VIH: de doença fatal a doença crónica
Com a disponibilização de novos e mais eficazes medicamentos antirretrovíricos, a infeção por VIH deixou de ser uma condição fatal para passar a ser uma doença crónica, permitindo aos doentes uma esperança média de vida praticamente equiparada à da população em geral.
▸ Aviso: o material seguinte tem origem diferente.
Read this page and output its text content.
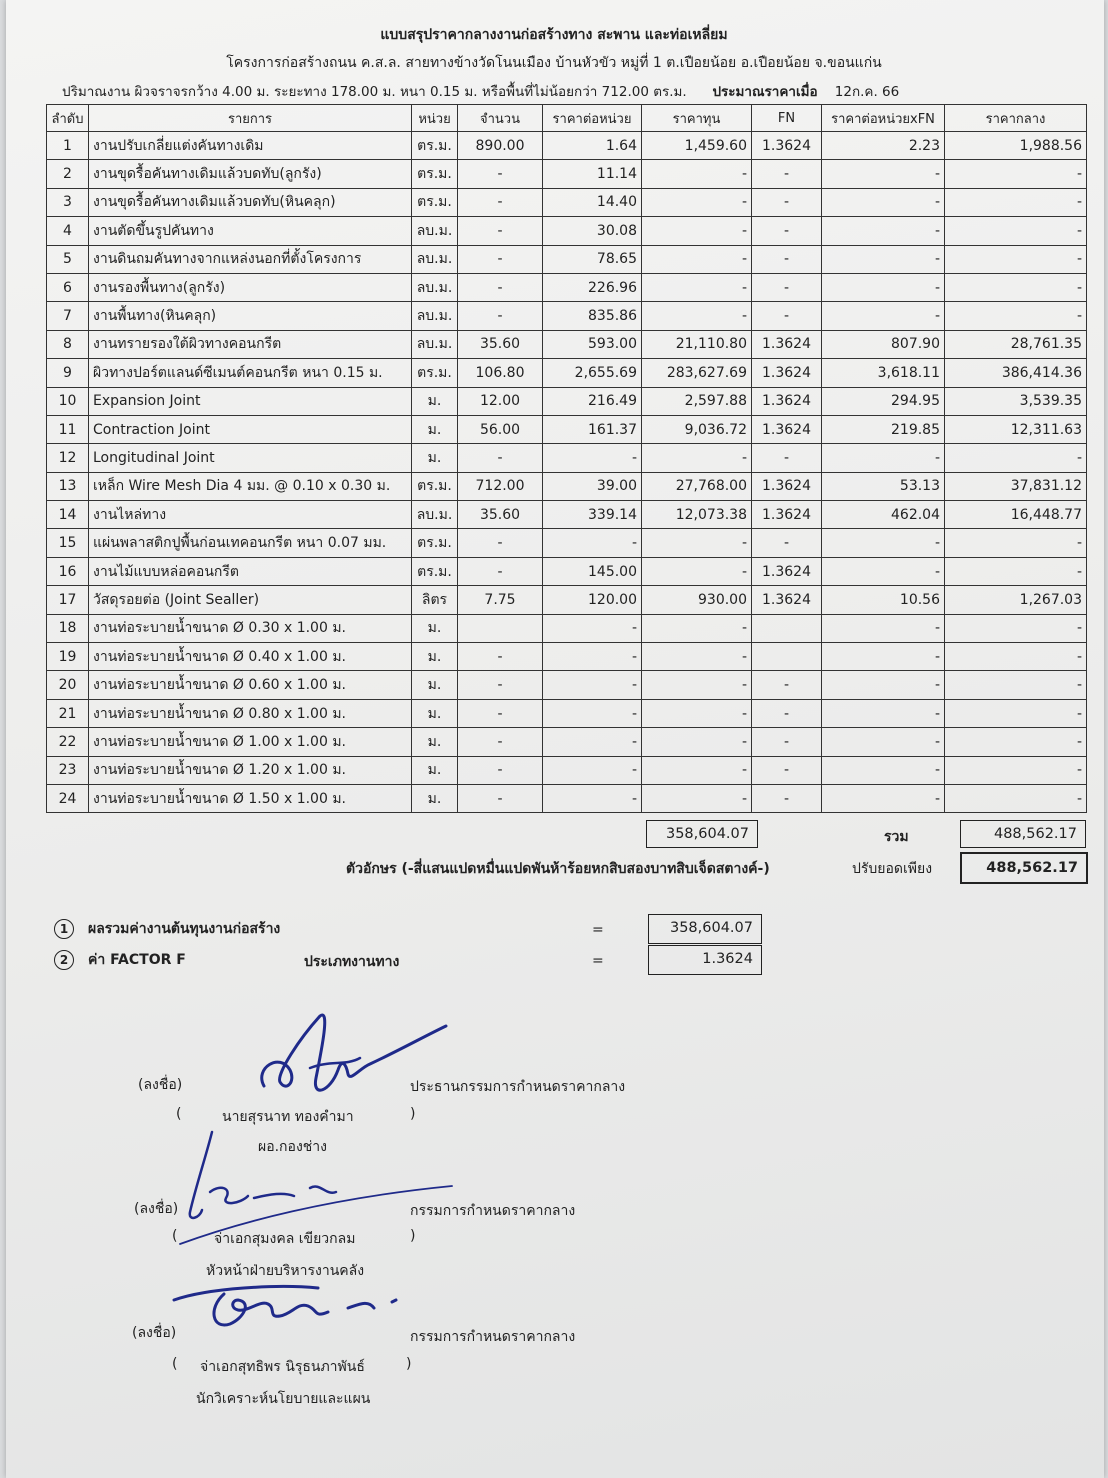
แบบสรุปราคากลางงานก่อสร้างทาง สะพาน และท่อเหลี่ยม
โครงการก่อสร้างถนน ค.ส.ล. สายทางข้างวัดโนนเมือง บ้านหัวขัว หมู่ที่ 1 ต.เปือยน้อย อ.เปือยน้อย จ.ขอนแก่น
ปริมาณงาน ผิวจราจรกว้าง 4.00 ม. ระยะทาง 178.00 ม. หนา 0.15 ม. หรือพื้นที่ไม่น้อยกว่า 712.00 ตร.ม. ประมาณราคาเมื่อ 12ก.ค. 66
ลำดับ	รายการ	หน่วย	จำนวน	ราคาต่อหน่วย	ราคาทุน	FN	ราคาต่อหน่วยxFN	ราคากลาง
1	งานปรับเกลี่ยแต่งคันทางเดิม	ตร.ม.	890.00	1.64	1,459.60	1.3624	2.23	1,988.56
2	งานขุดรื้อคันทางเดิมแล้วบดทับ(ลูกรัง)	ตร.ม.	-	11.14	-	-	-	-
3	งานขุดรื้อคันทางเดิมแล้วบดทับ(หินคลุก)	ตร.ม.	-	14.40	-	-	-	-
4	งานตัดขึ้นรูปคันทาง	ลบ.ม.	-	30.08	-	-	-	-
5	งานดินถมคันทางจากแหล่งนอกที่ตั้งโครงการ	ลบ.ม.	-	78.65	-	-	-	-
6	งานรองพื้นทาง(ลูกรัง)	ลบ.ม.	-	226.96	-	-	-	-
7	งานพื้นทาง(หินคลุก)	ลบ.ม.	-	835.86	-	-	-	-
8	งานทรายรองใต้ผิวทางคอนกรีต	ลบ.ม.	35.60	593.00	21,110.80	1.3624	807.90	28,761.35
9	ผิวทางปอร์ตแลนด์ซีเมนต์คอนกรีต หนา 0.15 ม.	ตร.ม.	106.80	2,655.69	283,627.69	1.3624	3,618.11	386,414.36
10	Expansion Joint	ม.	12.00	216.49	2,597.88	1.3624	294.95	3,539.35
11	Contraction Joint	ม.	56.00	161.37	9,036.72	1.3624	219.85	12,311.63
12	Longitudinal Joint	ม.	-	-	-	-	-	-
13	เหล็ก Wire Mesh Dia 4 มม. @ 0.10 x 0.30 ม.	ตร.ม.	712.00	39.00	27,768.00	1.3624	53.13	37,831.12
14	งานไหล่ทาง	ลบ.ม.	35.60	339.14	12,073.38	1.3624	462.04	16,448.77
15	แผ่นพลาสติกปูพื้นก่อนเทคอนกรีต หนา 0.07 มม.	ตร.ม.	-	-	-	-	-	-
16	งานไม้แบบหล่อคอนกรีต	ตร.ม.	-	145.00	-	1.3624	-	-
17	วัสดุรอยต่อ (Joint Sealler)	ลิตร	7.75	120.00	930.00	1.3624	10.56	1,267.03
18	งานท่อระบายน้ำขนาด Ø 0.30 x 1.00 ม.	ม.		-	-		-	-
19	งานท่อระบายน้ำขนาด Ø 0.40 x 1.00 ม.	ม.	-	-	-		-	-
20	งานท่อระบายน้ำขนาด Ø 0.60 x 1.00 ม.	ม.	-	-	-	-	-	-
21	งานท่อระบายน้ำขนาด Ø 0.80 x 1.00 ม.	ม.	-	-	-	-	-	-
22	งานท่อระบายน้ำขนาด Ø 1.00 x 1.00 ม.	ม.	-	-	-	-	-	-
23	งานท่อระบายน้ำขนาด Ø 1.20 x 1.00 ม.	ม.	-	-	-	-	-	-
24	งานท่อระบายน้ำขนาด Ø 1.50 x 1.00 ม.	ม.	-	-	-	-	-	-
358,604.07	รวม	488,562.17
ตัวอักษร (-สี่แสนแปดหมื่นแปดพันห้าร้อยหกสิบสองบาทสิบเจ็ดสตางค์-)	ปรับยอดเพียง	488,562.17
1 ผลรวมค่างานต้นทุนงานก่อสร้าง	=	358,604.07
2 ค่า FACTOR F	ประเภทงานทาง	=	1.3624
(ลงชื่อ)	ประธานกรรมการกำหนดราคากลาง
(	นายสุรนาท ทองคำมา	)
ผอ.กองช่าง
(ลงชื่อ)	กรรมการกำหนดราคากลาง
(	จ่าเอกสุมงคล เขียวกลม	)
หัวหน้าฝ่ายบริหารงานคลัง
(ลงชื่อ)	กรรมการกำหนดราคากลาง
( จ่าเอกสุทธิพร นิรุธนภาพันธ์	)
นักวิเคราะห์นโยบายและแผน
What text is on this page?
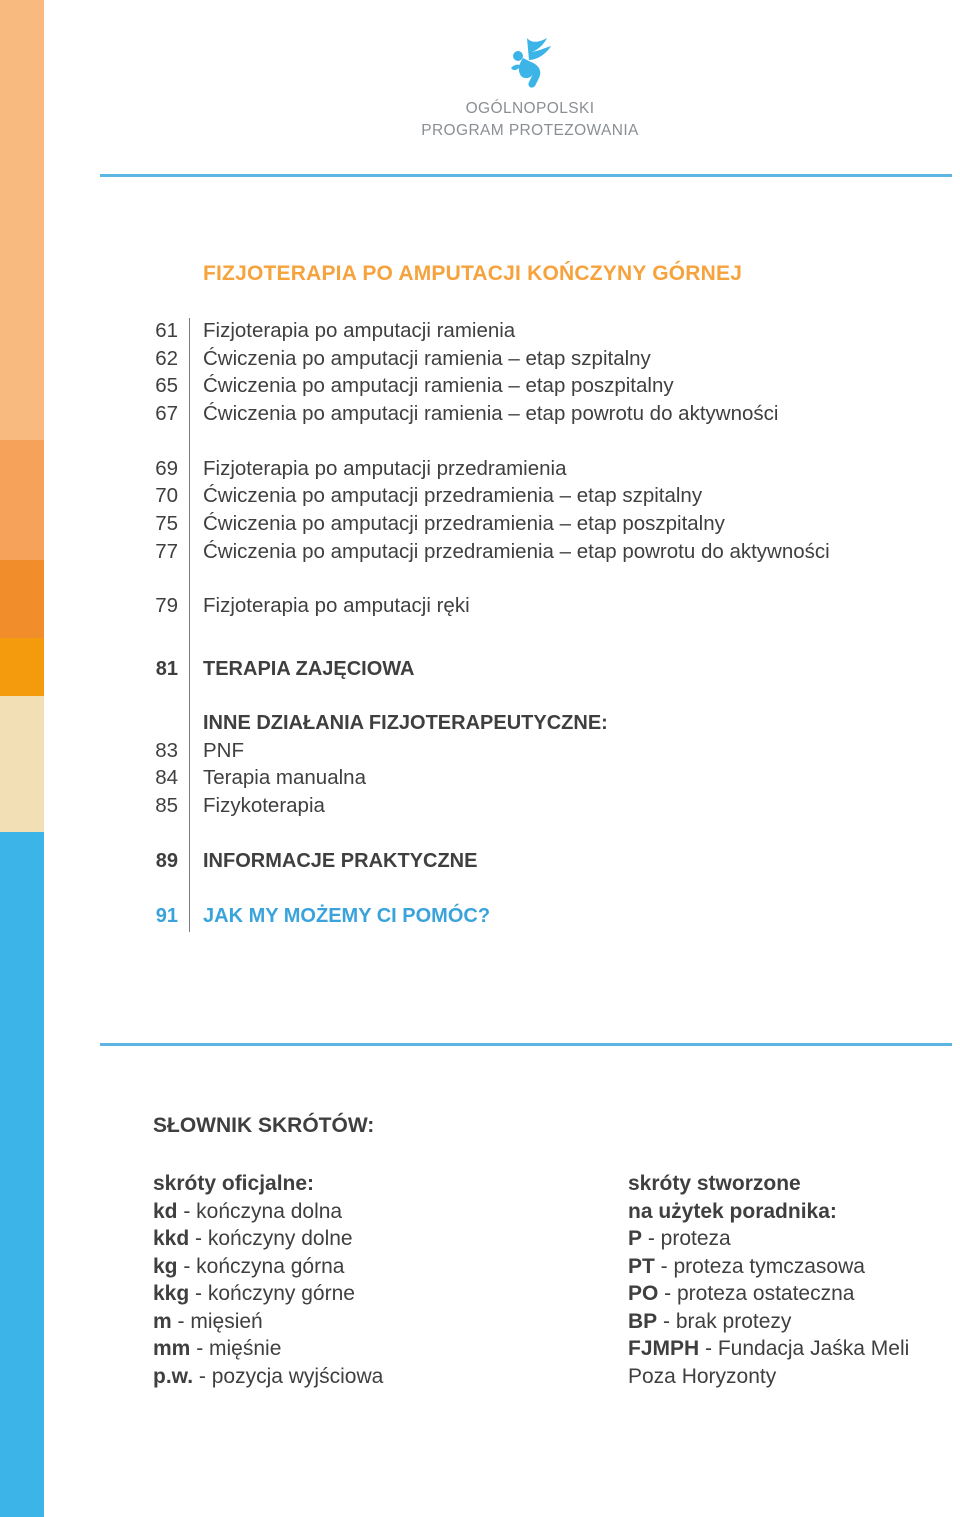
OGÓLNOPOLSKI
PROGRAM PROTEZOWANIA
FIZJOTERAPIA PO AMPUTACJI KOŃCZYNY GÓRNEJ
61 Fizjoterapia po amputacji ramienia
62 Ćwiczenia po amputacji ramienia – etap szpitalny
65 Ćwiczenia po amputacji ramienia – etap poszpitalny
67 Ćwiczenia po amputacji ramienia – etap powrotu do aktywności
69 Fizjoterapia po amputacji przedramienia
70 Ćwiczenia po amputacji przedramienia – etap szpitalny
75 Ćwiczenia po amputacji przedramienia – etap poszpitalny
77 Ćwiczenia po amputacji przedramienia – etap powrotu do aktywności
79 Fizjoterapia po amputacji ręki
81 TERAPIA ZAJĘCIOWA
INNE DZIAŁANIA FIZJOTERAPEUTYCZNE:
83 PNF
84 Terapia manualna
85 Fizykoterapia
89 INFORMACJE PRAKTYCZNE
91 JAK MY MOŻEMY CI POMÓC?
SŁOWNIK SKRÓTÓW:
skróty oficjalne:
kd - kończyna dolna
kkd - kończyny dolne
kg - kończyna górna
kkg - kończyny górne
m - mięsień
mm - mięśnie
p.w. - pozycja wyjściowa
skróty stworzone
na użytek poradnika:
P - proteza
PT - proteza tymczasowa
PO - proteza ostateczna
BP - brak protezy
FJMPH - Fundacja Jaśka Meli
Poza Horyzonty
A taxa de mortalidade das PVIH diminuiu drasticamente nos últimos anos, particularmente nos países desenvolvidos.
A par com o aumento da esperança de vida das PVIH, aumentam também as comorbilidades presentes na população em geral, só que em formas mais agravadas. “Envelhecem como o resto da população, desenvolvendo as mesmas comorbilidades que marcam a nossa população idosa, com uma agravante: não só surgem mais cedo como há um aumento significativo do risco dessas comorbilidades relacionadas com a idade nas PVIH, incluindo doença cardiovascular, doença neurocognitiva grave, doença renal crónica, doença hepática crónica e fraturas osteoporóticas”, aponta Vaz Carneiro.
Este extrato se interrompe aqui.